Free Sid

Chatterbox is feeling insulted that the House managers didn’t call him to be one of their three witnesses in the Clinton impeachment trial. Shortly after the Flytrap scandal broke, President Clinton wagged his finger at Chatterbox (and, okay, several million other members of the TV-watching public) and insisted he did not have sex with Monica Lewinsky. Chatterbox feels sure that Clinton did this because he knew that he, Chatterbox, would pass this lie onto the Flytrap grand jurors. As it happens, the grand jury called a neighbor of Chatterbox’s who has precisely the same quantity of first-hand knowledge about Clinton’s Oval Office gymnastics: White House aide Sidney Blumenthal.

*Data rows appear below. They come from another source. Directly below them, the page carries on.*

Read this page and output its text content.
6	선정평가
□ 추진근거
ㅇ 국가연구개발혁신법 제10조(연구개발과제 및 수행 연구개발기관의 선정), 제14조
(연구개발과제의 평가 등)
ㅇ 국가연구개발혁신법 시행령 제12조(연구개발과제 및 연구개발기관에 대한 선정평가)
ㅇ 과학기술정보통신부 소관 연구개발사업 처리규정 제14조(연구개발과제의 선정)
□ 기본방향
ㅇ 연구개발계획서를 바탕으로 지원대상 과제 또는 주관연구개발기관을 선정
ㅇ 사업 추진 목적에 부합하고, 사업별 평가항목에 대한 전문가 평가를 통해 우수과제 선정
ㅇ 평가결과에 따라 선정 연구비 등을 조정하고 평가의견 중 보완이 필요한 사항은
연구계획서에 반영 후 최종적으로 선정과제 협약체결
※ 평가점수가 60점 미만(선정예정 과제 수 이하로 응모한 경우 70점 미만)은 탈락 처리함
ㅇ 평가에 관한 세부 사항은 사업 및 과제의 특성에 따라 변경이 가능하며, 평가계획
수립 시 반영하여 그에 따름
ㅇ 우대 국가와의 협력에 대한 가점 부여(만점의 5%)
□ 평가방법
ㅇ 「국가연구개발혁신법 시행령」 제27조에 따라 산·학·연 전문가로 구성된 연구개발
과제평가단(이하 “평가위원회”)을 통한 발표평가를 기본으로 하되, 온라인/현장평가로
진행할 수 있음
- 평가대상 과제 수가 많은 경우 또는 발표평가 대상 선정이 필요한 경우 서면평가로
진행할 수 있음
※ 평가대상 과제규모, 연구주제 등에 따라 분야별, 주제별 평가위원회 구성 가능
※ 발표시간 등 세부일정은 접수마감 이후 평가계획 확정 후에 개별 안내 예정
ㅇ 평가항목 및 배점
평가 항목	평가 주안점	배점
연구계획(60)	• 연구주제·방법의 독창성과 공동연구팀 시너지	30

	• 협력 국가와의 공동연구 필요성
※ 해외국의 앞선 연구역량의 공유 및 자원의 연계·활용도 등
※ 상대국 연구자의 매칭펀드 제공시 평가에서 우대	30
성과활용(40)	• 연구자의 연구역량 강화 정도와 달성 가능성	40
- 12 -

The question everybody in Washington is asking today is: Why Sid? If you were conducting an inquiry and wanted to find out what actually happened, would you call an ex-journalist to whom the president (possibly from longstanding habit) told an outrageous whopper? Of course not. You’d call Betty Currie. On the other hand, if you were conducting an inquiry and wanted to maximize its grandstanding potential, you wouldn’t slap around Currie, a much-pitied national symbol of the humiliating things that bad bosses force their secretaries to do. You would slap around Sid Blumenthal, who is widely mocked and despised for the zeal with which he defends his boss.